Simple example on using Instrumental Variables method for estimation

[1]:

import numpy as np
import pandas as pd
import patsy as ps

from statsmodels.sandbox.regression.gmm import IV2SLS
import os, sys
sys.path.append(os.path.abspath("../../../"))
from dowhy import CausalModel

[2]:

n_points = 1000
education_abilty = 1
education_voucher = 0.5
income_abilty = 2
income_education = 4


# confounder
ability = np.random.normal(0, 3, size=n_points)

# instrument
voucher = np.random.normal(2, 1, size=n_points)

# treatment
education = np.random.normal(5, 1, size=n_points) + education_abilty * ability +\
            education_voucher * voucher

# outcome
income = np.random.normal(10, 3, size=n_points) +\
         income_abilty * ability + income_education * education

# build dataset
data = np.stack([ability, education, income, voucher]).T
df = pd.DataFrame(data, columns = ['ability', 'education', 'income', 'voucher'])

[3]:

income_vec, endog = ps.dmatrices("income ~ education", data=df)
exog = ps.dmatrix("voucher", data=df)

m = IV2SLS(income_vec, endog, exog).fit()
m.summary()

[3]:

IV2SLS Regression Results
Dep. Variable:	income	R-squared:	0.899
Model:	IV2SLS	Adj. R-squared:	0.899
Method:	Two Stage	F-statistic:	160.6
	Least Squares	Prob (F-statistic):	3.05e-34
Date:	Tue, 07 Jan 2020
Time:	14:32:06
No. Observations:	1000
Df Residuals:	998
Df Model:	1

	coef	std err	t	P>\|t\|	[0.025	0.975]
Intercept	8.3670	1.987	4.211	0.000	4.468	12.266
education	4.2607	0.336	12.674	0.000	3.601	4.920

Omnibus:	0.871	Durbin-Watson:	2.058
Prob(Omnibus):	0.647	Jarque-Bera (JB):	0.953
Skew:	0.059	Prob(JB):	0.621
Kurtosis:	2.904	Cond. No.	14.3

[4]:

model=CausalModel(
        data = df,
        treatment='education',
        outcome='income',
        common_causes=['ability'],
        instruments=['voucher']
        )

identified_estimand = model.identify_effect()

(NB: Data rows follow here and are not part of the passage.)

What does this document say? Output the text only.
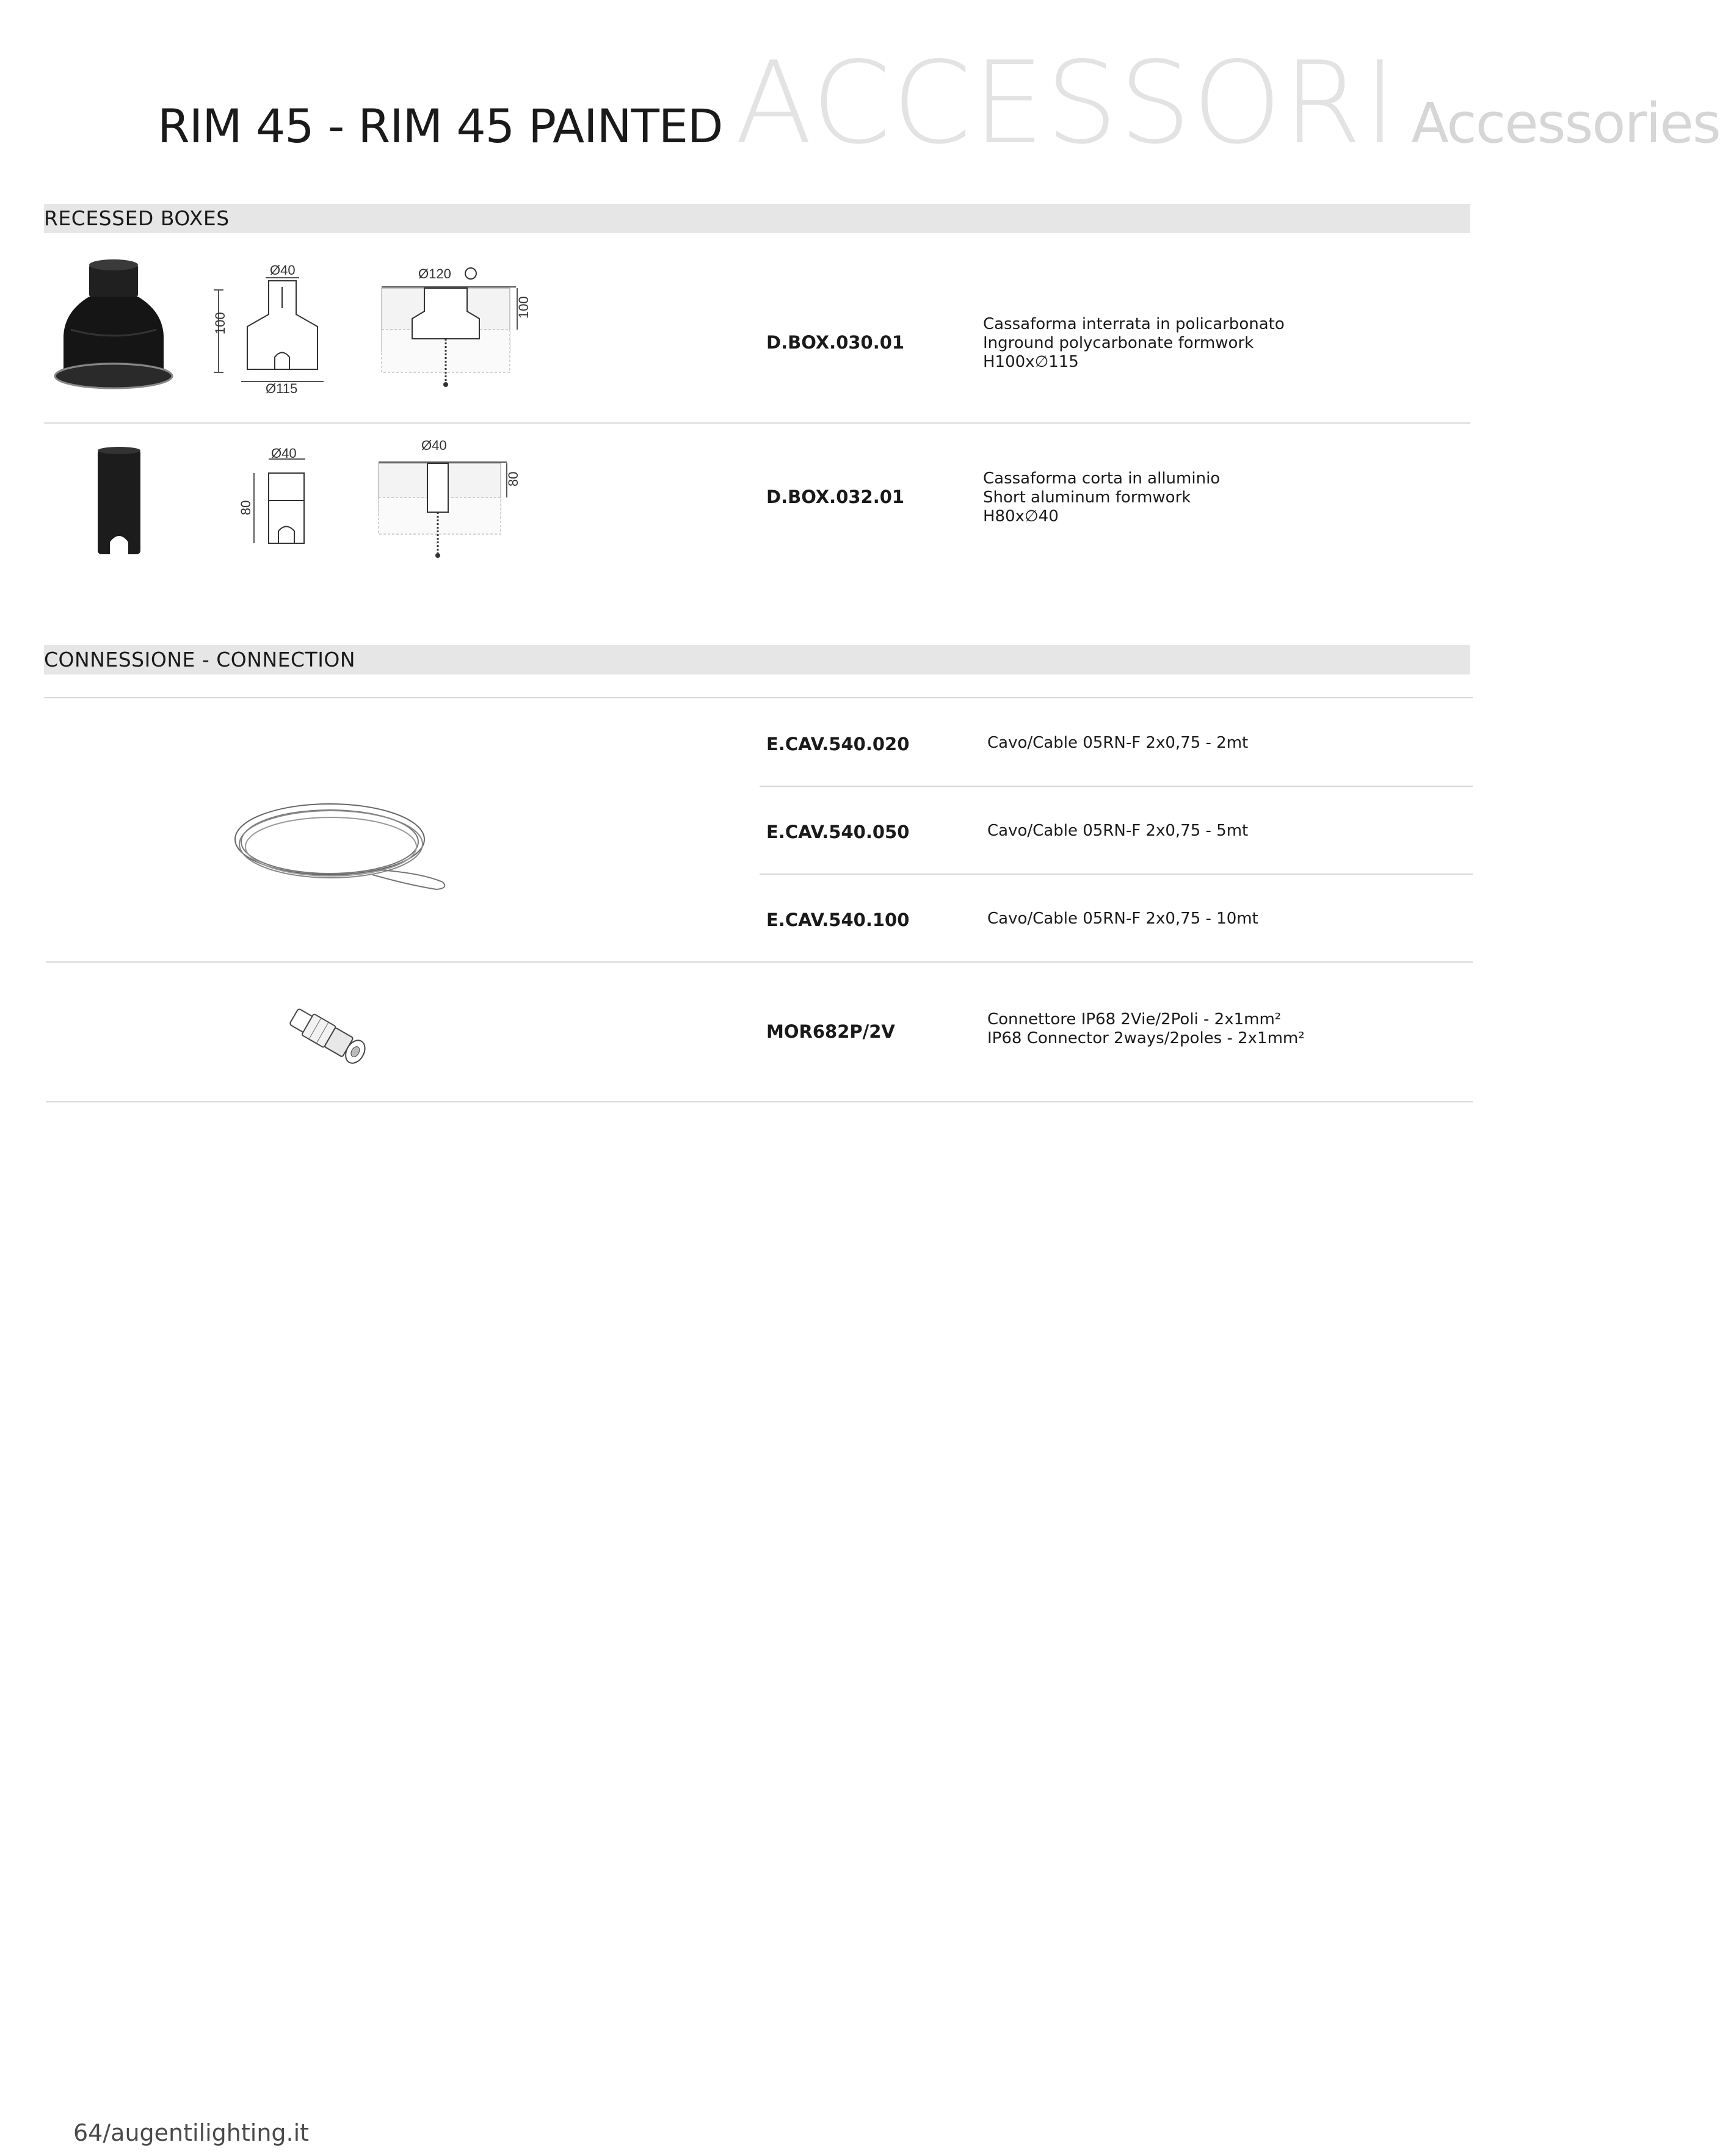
RIM 45 - RIM 45 PAINTED ACCESSORI Accessories
RECESSED BOXES
100
Ø40
Ø115
Ø120
100
D.BOX.030.01
Cassaforma interrata in policarbonato
Inground polycarbonate formwork
H100x∅115
Ø40
80
Ø40
80
D.BOX.032.01
Cassaforma corta in alluminio
Short aluminum formwork
H80x∅40
CONNESSIONE - CONNECTION
E.CAV.540.020	Cavo/Cable 05RN-F 2x0,75 - 2mt
E.CAV.540.050	Cavo/Cable 05RN-F 2x0,75 - 5mt
E.CAV.540.100	Cavo/Cable 05RN-F 2x0,75 - 10mt
MOR682P/2V
Connettore IP68 2Vie/2Poli - 2x1mm²
IP68 Connector 2ways/2poles - 2x1mm²
64/augentilighting.it
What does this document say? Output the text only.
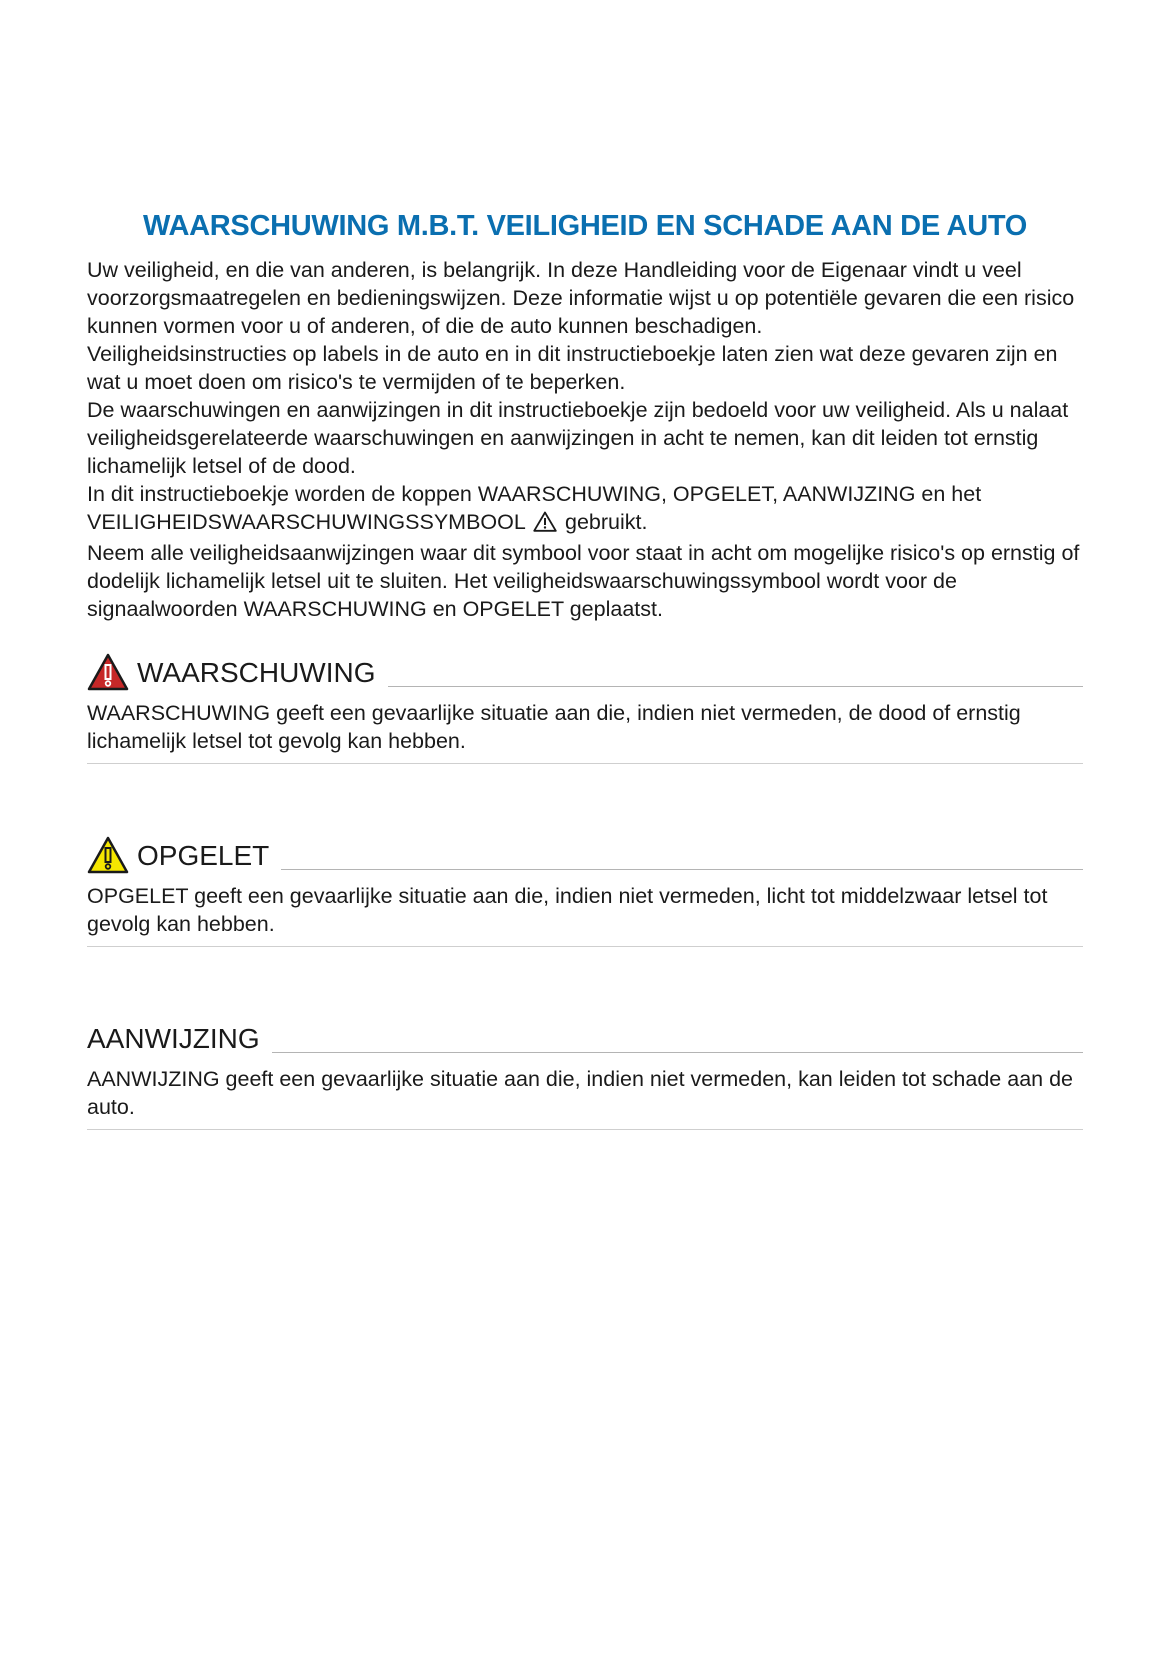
WAARSCHUWING M.B.T. VEILIGHEID EN SCHADE AAN DE AUTO

Uw veiligheid, en die van anderen, is belangrijk. In deze Handleiding voor de Eigenaar vindt u veel voorzorgsmaatregelen en bedieningswijzen. Deze informatie wijst u op potentiële gevaren die een risico kunnen vormen voor u of anderen, of die de auto kunnen beschadigen.

Veiligheidsinstructies op labels in de auto en in dit instructieboekje laten zien wat deze gevaren zijn en wat u moet doen om risico's te vermijden of te beperken.

De waarschuwingen en aanwijzingen in dit instructieboekje zijn bedoeld voor uw veiligheid. Als u nalaat veiligheidsgerelateerde waarschuwingen en aanwijzingen in acht te nemen, kan dit leiden tot ernstig lichamelijk letsel of de dood.

In dit instructieboekje worden de koppen WAARSCHUWING, OPGELET, AANWIJZING en het VEILIGHEIDSWAARSCHUWINGSSYMBOOL gebruikt.

Neem alle veiligheidsaanwijzingen waar dit symbool voor staat in acht om mogelijke risico's op ernstig of dodelijk lichamelijk letsel uit te sluiten. Het veiligheidswaarschuwingssymbool wordt voor de signaalwoorden WAARSCHUWING en OPGELET geplaatst.

WAARSCHUWING
WAARSCHUWING geeft een gevaarlijke situatie aan die, indien niet vermeden, de dood of ernstig lichamelijk letsel tot gevolg kan hebben.
OPGELET
OPGELET geeft een gevaarlijke situatie aan die, indien niet vermeden, licht tot middelzwaar letsel tot gevolg kan hebben.
AANWIJZING
AANWIJZING geeft een gevaarlijke situatie aan die, indien niet vermeden, kan leiden tot schade aan de auto.
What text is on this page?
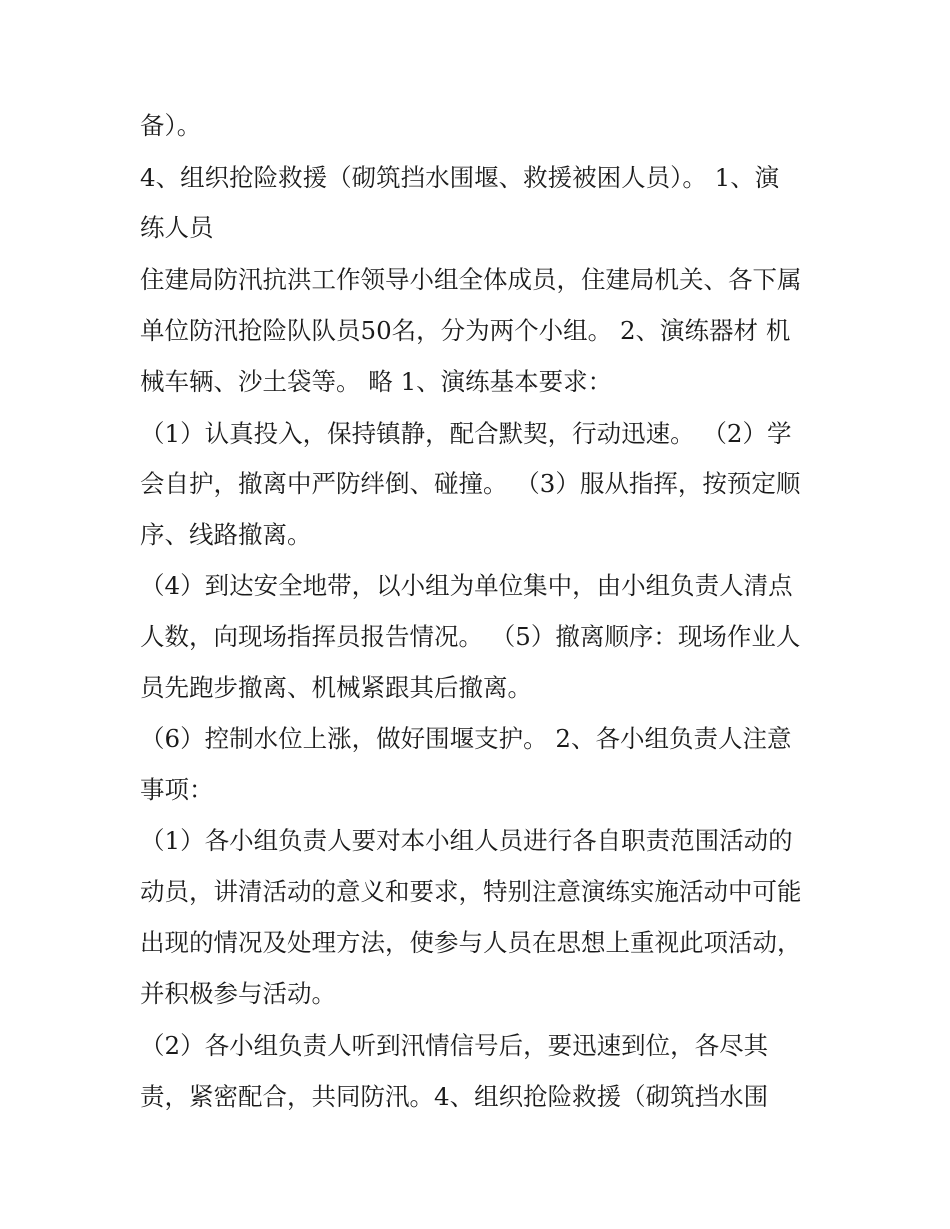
备）。

4、组织抢险救援（砌筑挡水围堰、救援被困人员）。 1、演

练人员

住建局防汛抗洪工作领导小组全体成员，住建局机关、各下属

单位防汛抢险队队员50名，分为两个小组。 2、演练器材 机

械车辆、沙土袋等。 略 1、演练基本要求：

（1）认真投入，保持镇静，配合默契，行动迅速。 （2）学

会自护，撤离中严防绊倒、碰撞。 （3）服从指挥，按预定顺

序、线路撤离。

（4）到达安全地带，以小组为单位集中，由小组负责人清点

人数，向现场指挥员报告情况。 （5）撤离顺序：现场作业人

员先跑步撤离、机械紧跟其后撤离。

（6）控制水位上涨，做好围堰支护。 2、各小组负责人注意

事项：

（1）各小组负责人要对本小组人员进行各自职责范围活动的

动员，讲清活动的意义和要求，特别注意演练实施活动中可能

出现的情况及处理方法，使参与人员在思想上重视此项活动，

并积极参与活动。

（2）各小组负责人听到汛情信号后，要迅速到位，各尽其

责，紧密配合，共同防汛。4、组织抢险救援（砌筑挡水围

estimate = model.estimate_effect(identified_estimand,
        method_name="iv.instrumental_variable", test_significance=True
)
print(estimate)

WARNING:dowhy.causal_model:Causal Graph not provided. DoWhy will construct a graph based on data inputs.
INFO:dowhy.causal_graph:If this is observed data (not from a randomized experiment), there might always be missing confounders. Adding a node named "Unobserved Confounders" to reflect this.
INFO:dowhy.causal_model:Model to find the causal effect of treatment ['education'] on outcome ['income']
INFO:dowhy.causal_identifier:Common causes of treatment and outcome:['U', 'ability']
WARNING:dowhy.causal_identifier:If this is observed data (not from a randomized experiment), there might always be missing confounders. Causal effect cannot be identified perfectly.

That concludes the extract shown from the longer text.